The use of plan recognition for understanding dialogues was first described by Allen and Perrault [1]. By using planning rules, their system could take an utterance and perform planning in reverse, by matching the consequence of each rule to a given utterance and introducing plan hypotheses called alternatives from the different available antecedents. From these hypotheses, the plan rules were used to search for a continuation of each alternative. The system partitioned the plan rules according to the capabilities of the system and the capabilities of the user, so that "obstacles" could be identified. Obstacles are parts of the plan that cannot be achieved by the user, but can be achieved by the system. The response of the system is then determined by the obstacles for which solutions can be provided.
Allen and Perrault give several examples of how a cooperative response can be provided. In one, an agent asks a question, for which an answer is given, but as a bonus, the hearer applies the planning rules to recognise the speaker's plan, identifies a further obstacle involving lack of information, and provides further information without being asked. In another example, a speaker asks a yes/no question about a property of a referent. Finding that the answer is no, the hearer infers that the speaker may have been looking for a referent for which the property is satisfied, and so the cooperative response is to instead provide a suitable referent. In another example, the planning of an indirect speech act is explained. In this example, a speaker asks a question that is seemingly irrelevant to any plan, such as "can you pass the salt?", flouting the maxim of relevance, until it is inferred that this question can be answered as a side-effect of another plan that is relevant, namely one in which the speaker wants the salt passed. While Allen and Perrault described the use of plan recognition in understanding an utterance, it must also be used from the speaker's perspective in choosing an utterance. For example, an agent might choose between the questions "what is the time and platform number of the Windsor train?", and "What is the time of the Windsor train?". In choosing the latter, the speaker must reason about the hearer's plan recognition process. The speaker expects that the hearer will recognise his plan and provide the information without being asked.
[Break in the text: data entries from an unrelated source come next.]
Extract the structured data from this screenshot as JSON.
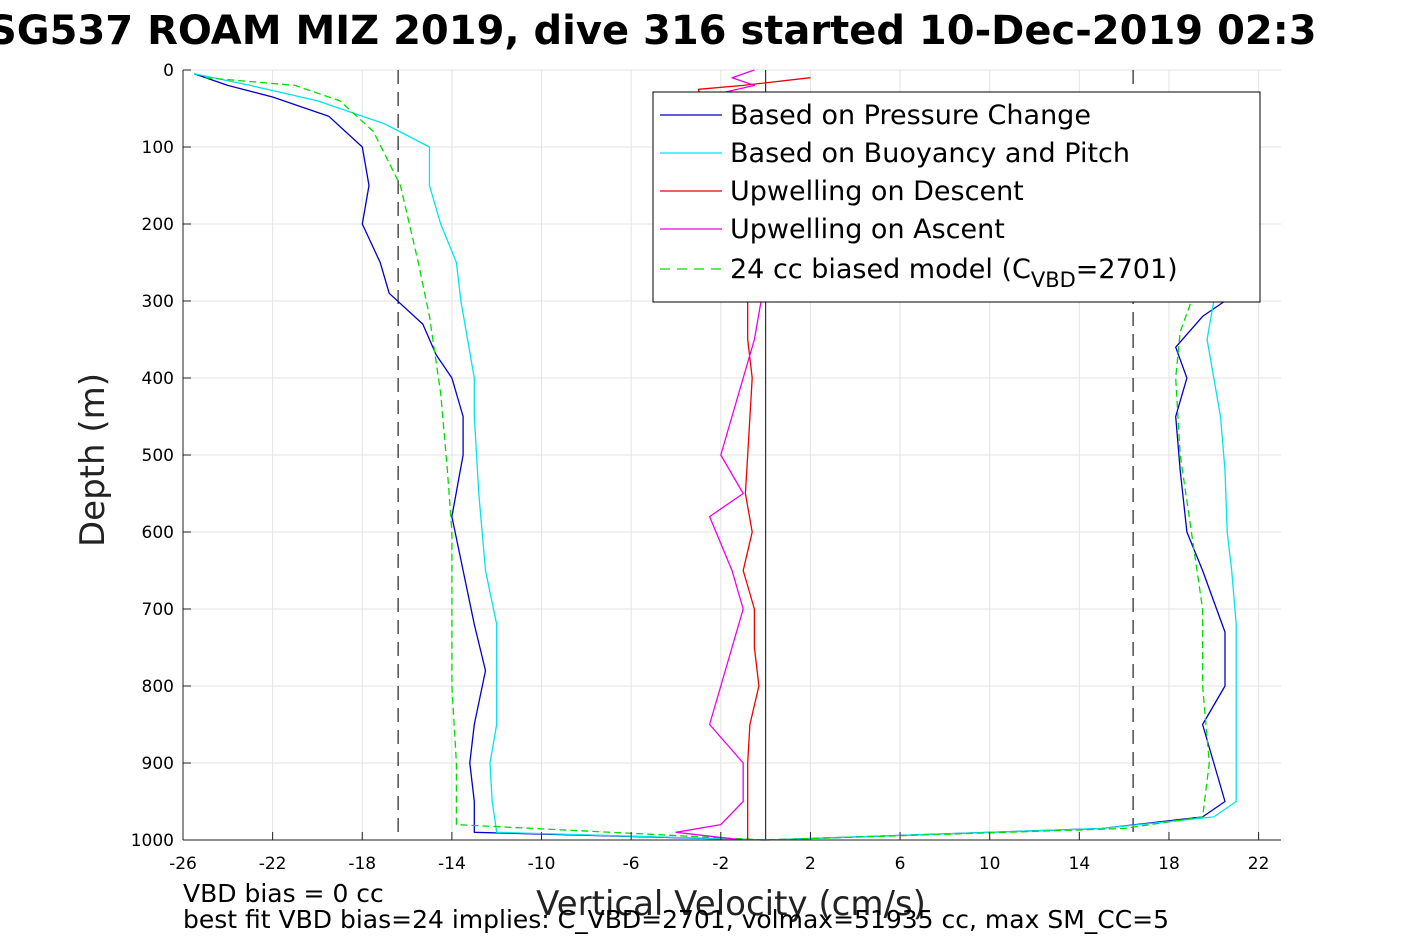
{
  "chart_data": {
    "type": "line",
    "title": "SG537 ROAM MIZ 2019, dive 316 started 10-Dec-2019 02:3",
    "xlabel": "Vertical Velocity (cm/s)",
    "ylabel": "Depth (m)",
    "xlim": [
      -26,
      23
    ],
    "ylim": [
      0,
      1000
    ],
    "y_reversed": true,
    "grid": true,
    "x_ticks": [
      "-26",
      "-22",
      "-18",
      "-14",
      "-10",
      "-6",
      "-2",
      "2",
      "6",
      "10",
      "14",
      "18",
      "22"
    ],
    "y_ticks": [
      "0",
      "100",
      "200",
      "300",
      "400",
      "500",
      "600",
      "700",
      "800",
      "900",
      "1000"
    ],
    "reference_lines": {
      "vertical_solid_x": 0,
      "vertical_dashed_x": [
        -16.4,
        16.4
      ]
    },
    "legend_placement": "top-right",
    "legend": {
      "pressure_change": "Based on Pressure Change",
      "buoyancy_pitch": "Based on Buoyancy and Pitch",
      "upwelling_descent": "Upwelling on Descent",
      "upwelling_ascent": "Upwelling on Ascent",
      "model_prefix": "24 cc biased model (C",
      "model_sub": "VBD",
      "model_suffix": "=2701)"
    },
    "colors": {
      "pressure_change": "#0000cc",
      "buoyancy_pitch": "#00e5ee",
      "upwelling_descent": "#ee0000",
      "upwelling_ascent": "#ee00ee",
      "model": "#00dd00"
    },
    "series": [
      {
        "key": "pressure_change",
        "color": "#0000cc",
        "points": [
          [
            -25.5,
            5
          ],
          [
            -24,
            20
          ],
          [
            -22,
            35
          ],
          [
            -19.5,
            60
          ],
          [
            -18,
            100
          ],
          [
            -17.7,
            150
          ],
          [
            -18,
            200
          ],
          [
            -17.2,
            250
          ],
          [
            -16.8,
            290
          ],
          [
            -15.3,
            330
          ],
          [
            -14.7,
            370
          ],
          [
            -14,
            400
          ],
          [
            -13.5,
            450
          ],
          [
            -13.5,
            500
          ],
          [
            -14,
            580
          ],
          [
            -13.5,
            650
          ],
          [
            -13,
            720
          ],
          [
            -12.5,
            780
          ],
          [
            -13,
            850
          ],
          [
            -13.2,
            900
          ],
          [
            -13,
            950
          ],
          [
            -13,
            990
          ],
          [
            0,
            1000
          ],
          [
            15,
            985
          ],
          [
            19.5,
            970
          ],
          [
            20.5,
            950
          ],
          [
            20,
            900
          ],
          [
            19.5,
            850
          ],
          [
            20.5,
            800
          ],
          [
            20.5,
            730
          ],
          [
            19.5,
            650
          ],
          [
            18.8,
            600
          ],
          [
            18.5,
            520
          ],
          [
            18.3,
            450
          ],
          [
            18.8,
            400
          ],
          [
            18.3,
            360
          ],
          [
            19.5,
            320
          ],
          [
            20.5,
            300
          ]
        ]
      },
      {
        "key": "buoyancy_pitch",
        "color": "#00e5ee",
        "points": [
          [
            -25.5,
            5
          ],
          [
            -23,
            20
          ],
          [
            -20,
            40
          ],
          [
            -17,
            70
          ],
          [
            -15,
            100
          ],
          [
            -15,
            150
          ],
          [
            -14.5,
            200
          ],
          [
            -13.8,
            250
          ],
          [
            -13.6,
            300
          ],
          [
            -13.3,
            350
          ],
          [
            -13,
            400
          ],
          [
            -13,
            450
          ],
          [
            -12.8,
            550
          ],
          [
            -12.5,
            650
          ],
          [
            -12,
            720
          ],
          [
            -12,
            780
          ],
          [
            -12,
            850
          ],
          [
            -12.3,
            900
          ],
          [
            -12.2,
            950
          ],
          [
            -12,
            990
          ],
          [
            0,
            1000
          ],
          [
            15,
            985
          ],
          [
            20,
            970
          ],
          [
            21,
            950
          ],
          [
            21,
            900
          ],
          [
            21,
            850
          ],
          [
            21,
            800
          ],
          [
            21,
            720
          ],
          [
            20.8,
            650
          ],
          [
            20.6,
            600
          ],
          [
            20.5,
            520
          ],
          [
            20.3,
            450
          ],
          [
            20,
            400
          ],
          [
            19.7,
            350
          ],
          [
            20,
            300
          ]
        ]
      },
      {
        "key": "model",
        "color": "#00dd00",
        "dashed": true,
        "points": [
          [
            -25,
            10
          ],
          [
            -21,
            20
          ],
          [
            -19,
            40
          ],
          [
            -17.5,
            80
          ],
          [
            -16.3,
            150
          ],
          [
            -15.5,
            250
          ],
          [
            -15,
            320
          ],
          [
            -14.5,
            420
          ],
          [
            -14.2,
            520
          ],
          [
            -14,
            600
          ],
          [
            -14,
            700
          ],
          [
            -14,
            800
          ],
          [
            -13.8,
            900
          ],
          [
            -13.8,
            980
          ],
          [
            0,
            1000
          ],
          [
            16,
            985
          ],
          [
            19.5,
            970
          ],
          [
            19.8,
            900
          ],
          [
            19.5,
            800
          ],
          [
            19.5,
            700
          ],
          [
            19,
            600
          ],
          [
            18.5,
            500
          ],
          [
            18.3,
            400
          ],
          [
            18.5,
            340
          ],
          [
            19,
            300
          ]
        ]
      },
      {
        "key": "upwelling_descent",
        "color": "#ee0000",
        "points": [
          [
            2,
            10
          ],
          [
            -1,
            20
          ],
          [
            -3,
            25
          ],
          [
            -0.8,
            300
          ],
          [
            -0.8,
            350
          ],
          [
            -0.6,
            400
          ],
          [
            -0.8,
            500
          ],
          [
            -0.9,
            550
          ],
          [
            -0.6,
            600
          ],
          [
            -1,
            650
          ],
          [
            -0.5,
            700
          ],
          [
            -0.5,
            750
          ],
          [
            -0.3,
            800
          ],
          [
            -0.7,
            850
          ],
          [
            -0.8,
            900
          ],
          [
            -0.8,
            950
          ],
          [
            -0.8,
            1000
          ]
        ]
      },
      {
        "key": "upwelling_ascent",
        "color": "#ee00ee",
        "points": [
          [
            -0.5,
            0
          ],
          [
            -1.5,
            10
          ],
          [
            -0.5,
            20
          ],
          [
            -2,
            30
          ],
          [
            -0.2,
            300
          ],
          [
            -0.5,
            350
          ],
          [
            -1,
            400
          ],
          [
            -1.5,
            450
          ],
          [
            -2,
            500
          ],
          [
            -1,
            550
          ],
          [
            -2.5,
            580
          ],
          [
            -1.5,
            650
          ],
          [
            -1,
            700
          ],
          [
            -1.5,
            750
          ],
          [
            -2,
            800
          ],
          [
            -2.5,
            850
          ],
          [
            -1,
            900
          ],
          [
            -1,
            950
          ],
          [
            -2,
            980
          ],
          [
            -4,
            990
          ],
          [
            -1,
            1000
          ]
        ]
      }
    ]
  },
  "notes": {
    "line1": "VBD bias = 0 cc",
    "line2": "best fit VBD bias=24 implies: C_VBD=2701, volmax=51935 cc, max SM_CC=5"
  }
}
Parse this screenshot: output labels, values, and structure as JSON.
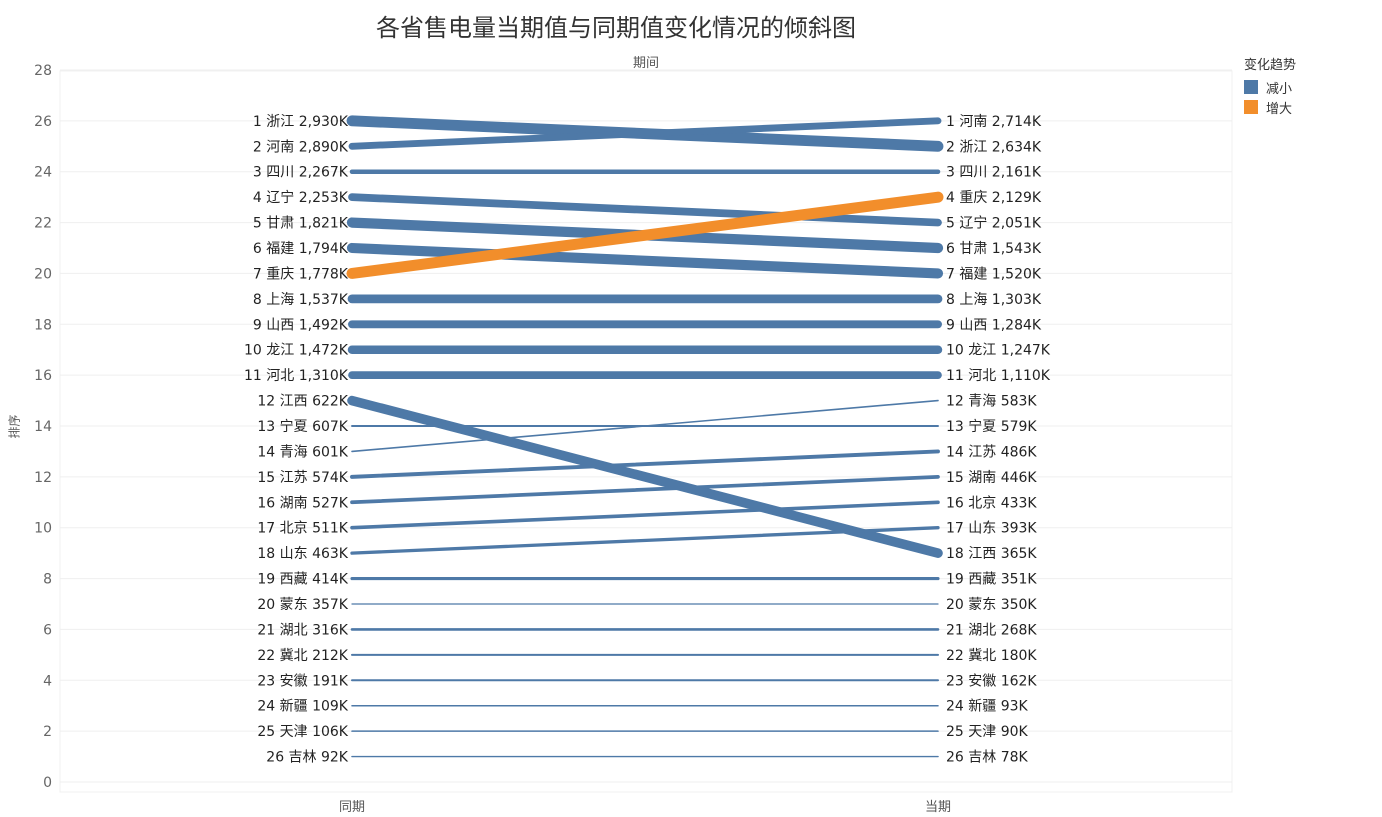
{
  "chart_data": {
    "type": "line",
    "title": "各省售电量当期值与同期值变化情况的倾斜图",
    "column_header": "期间",
    "ylabel": "排序",
    "x_categories": [
      "同期",
      "当期"
    ],
    "ylim": [
      0,
      28
    ],
    "yticks": [
      0,
      2,
      4,
      6,
      8,
      10,
      12,
      14,
      16,
      18,
      20,
      22,
      24,
      26,
      28
    ],
    "legend": {
      "title": "变化趋势",
      "position": "top-right",
      "items": [
        {
          "label": "减小",
          "color": "#4e79a7"
        },
        {
          "label": "增大",
          "color": "#f28e2b"
        }
      ]
    },
    "left_labels": [
      "1 浙江 2,930K",
      "2 河南 2,890K",
      "3 四川 2,267K",
      "4 辽宁 2,253K",
      "5 甘肃 1,821K",
      "6 福建 1,794K",
      "7 重庆 1,778K",
      "8 上海 1,537K",
      "9 山西 1,492K",
      "10 龙江 1,472K",
      "11 河北 1,310K",
      "12 江西 622K",
      "13 宁夏 607K",
      "14 青海 601K",
      "15 江苏 574K",
      "16 湖南 527K",
      "17 北京 511K",
      "18 山东 463K",
      "19 西藏 414K",
      "20 蒙东 357K",
      "21 湖北 316K",
      "22 冀北 212K",
      "23 安徽 191K",
      "24 新疆 109K",
      "25 天津 106K",
      "26 吉林 92K"
    ],
    "right_labels": [
      "1 河南 2,714K",
      "2 浙江 2,634K",
      "3 四川 2,161K",
      "4 重庆 2,129K",
      "5 辽宁 2,051K",
      "6 甘肃 1,543K",
      "7 福建 1,520K",
      "8 上海 1,303K",
      "9 山西 1,284K",
      "10 龙江 1,247K",
      "11 河北 1,110K",
      "12 青海 583K",
      "13 宁夏 579K",
      "14 江苏 486K",
      "15 湖南 446K",
      "16 北京 433K",
      "17 山东 393K",
      "18 江西 365K",
      "19 西藏 351K",
      "20 蒙东 350K",
      "21 湖北 268K",
      "22 冀北 180K",
      "23 安徽 162K",
      "24 新疆 93K",
      "25 天津 90K",
      "26 吉林 78K"
    ],
    "series": [
      {
        "province": "浙江",
        "same_period_rank": 1,
        "current_rank": 2,
        "same_period": 2930,
        "current": 2634,
        "trend": "减小"
      },
      {
        "province": "河南",
        "same_period_rank": 2,
        "current_rank": 1,
        "same_period": 2890,
        "current": 2714,
        "trend": "减小"
      },
      {
        "province": "四川",
        "same_period_rank": 3,
        "current_rank": 3,
        "same_period": 2267,
        "current": 2161,
        "trend": "减小"
      },
      {
        "province": "辽宁",
        "same_period_rank": 4,
        "current_rank": 5,
        "same_period": 2253,
        "current": 2051,
        "trend": "减小"
      },
      {
        "province": "甘肃",
        "same_period_rank": 5,
        "current_rank": 6,
        "same_period": 1821,
        "current": 1543,
        "trend": "减小"
      },
      {
        "province": "福建",
        "same_period_rank": 6,
        "current_rank": 7,
        "same_period": 1794,
        "current": 1520,
        "trend": "减小"
      },
      {
        "province": "重庆",
        "same_period_rank": 7,
        "current_rank": 4,
        "same_period": 1778,
        "current": 2129,
        "trend": "增大"
      },
      {
        "province": "上海",
        "same_period_rank": 8,
        "current_rank": 8,
        "same_period": 1537,
        "current": 1303,
        "trend": "减小"
      },
      {
        "province": "山西",
        "same_period_rank": 9,
        "current_rank": 9,
        "same_period": 1492,
        "current": 1284,
        "trend": "减小"
      },
      {
        "province": "龙江",
        "same_period_rank": 10,
        "current_rank": 10,
        "same_period": 1472,
        "current": 1247,
        "trend": "减小"
      },
      {
        "province": "河北",
        "same_period_rank": 11,
        "current_rank": 11,
        "same_period": 1310,
        "current": 1110,
        "trend": "减小"
      },
      {
        "province": "江西",
        "same_period_rank": 12,
        "current_rank": 18,
        "same_period": 622,
        "current": 365,
        "trend": "减小"
      },
      {
        "province": "宁夏",
        "same_period_rank": 13,
        "current_rank": 13,
        "same_period": 607,
        "current": 579,
        "trend": "减小"
      },
      {
        "province": "青海",
        "same_period_rank": 14,
        "current_rank": 12,
        "same_period": 601,
        "current": 583,
        "trend": "减小"
      },
      {
        "province": "江苏",
        "same_period_rank": 15,
        "current_rank": 14,
        "same_period": 574,
        "current": 486,
        "trend": "减小"
      },
      {
        "province": "湖南",
        "same_period_rank": 16,
        "current_rank": 15,
        "same_period": 527,
        "current": 446,
        "trend": "减小"
      },
      {
        "province": "北京",
        "same_period_rank": 17,
        "current_rank": 16,
        "same_period": 511,
        "current": 433,
        "trend": "减小"
      },
      {
        "province": "山东",
        "same_period_rank": 18,
        "current_rank": 17,
        "same_period": 463,
        "current": 393,
        "trend": "减小"
      },
      {
        "province": "西藏",
        "same_period_rank": 19,
        "current_rank": 19,
        "same_period": 414,
        "current": 351,
        "trend": "减小"
      },
      {
        "province": "蒙东",
        "same_period_rank": 20,
        "current_rank": 20,
        "same_period": 357,
        "current": 350,
        "trend": "减小"
      },
      {
        "province": "湖北",
        "same_period_rank": 21,
        "current_rank": 21,
        "same_period": 316,
        "current": 268,
        "trend": "减小"
      },
      {
        "province": "冀北",
        "same_period_rank": 22,
        "current_rank": 22,
        "same_period": 212,
        "current": 180,
        "trend": "减小"
      },
      {
        "province": "安徽",
        "same_period_rank": 23,
        "current_rank": 23,
        "same_period": 191,
        "current": 162,
        "trend": "减小"
      },
      {
        "province": "新疆",
        "same_period_rank": 24,
        "current_rank": 24,
        "same_period": 109,
        "current": 93,
        "trend": "减小"
      },
      {
        "province": "天津",
        "same_period_rank": 25,
        "current_rank": 25,
        "same_period": 106,
        "current": 90,
        "trend": "减小"
      },
      {
        "province": "吉林",
        "same_period_rank": 26,
        "current_rank": 26,
        "same_period": 92,
        "current": 78,
        "trend": "减小"
      }
    ]
  }
}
There are various devices of ambiguity in dialogue whose success depends on plan recognition. For example, a referring expression like "the ball" might refer to the red ball or to the blue ball. Suppose a speaker has just picked up the red ball. He can then say "Shall I pass the ball?" and expect that the hearer will recognise his plan and find that the only ball that can be passed is the red one. Grosz and Sidner [28] describe how this happens by referring to the agent's attentional state. The attentional state is the collection of actions and objects associated with the focus point in the plan structure. If an agent is focussed, its contribution must attach itself to the focus point, and therefore must refer to the attentional state. Anaphora can also be planned in the same way. Where a pronoun may refer to more than one agent, the hearer would be expected to select whichever agent allows a coherent and focussed continuation of the plan to be constructed [67]. Carberry [9] shows that by generating an expectation from a plan, ellipsis can be used to communicate sentence fragments, from which the intent of the speaker can be recovered by the hearer by matching the expectation with the fragment.
Grosz and Sidner [29] have formalised a logical model of the cooperative planning and plan recognition process. They describe the conditions under which an agent can infer that a plan is intended in which both the speaker and the hearer will act. This is called a shared plan. Assuming that when an agent recognises a speaker's intention, he will adopt that intention as well, the conditions are that it is mutually believed that the speaker intends the intention, and it is mutually believed that the actions in the plan are correct. If these conditions hold, then the mutual belief that each agent intends its part of the plan can be established. Shared plans are formalised as a set of inference rules on the mental state of the speaker. Shared plans are in some ways too strong to be useful. There are many situations in which mutual beliefs do not hold about intentions, due to differences of beliefs about the domain state and plan rules, yet the speaker can still form a useful plan. For instance, a dialogue planner may ask for milk in his coffee, but the hearer, not believing that milk is available, may well form a plan to ask him if cream is alright instead. In this example, a shared plan does not exist for the first utterance because the agents do not have mutual beliefs about the correctness of the plan. Such plans will feature regularly in this thesis, since the planner to be described is designed to deal with uncertainty and differences in beliefs.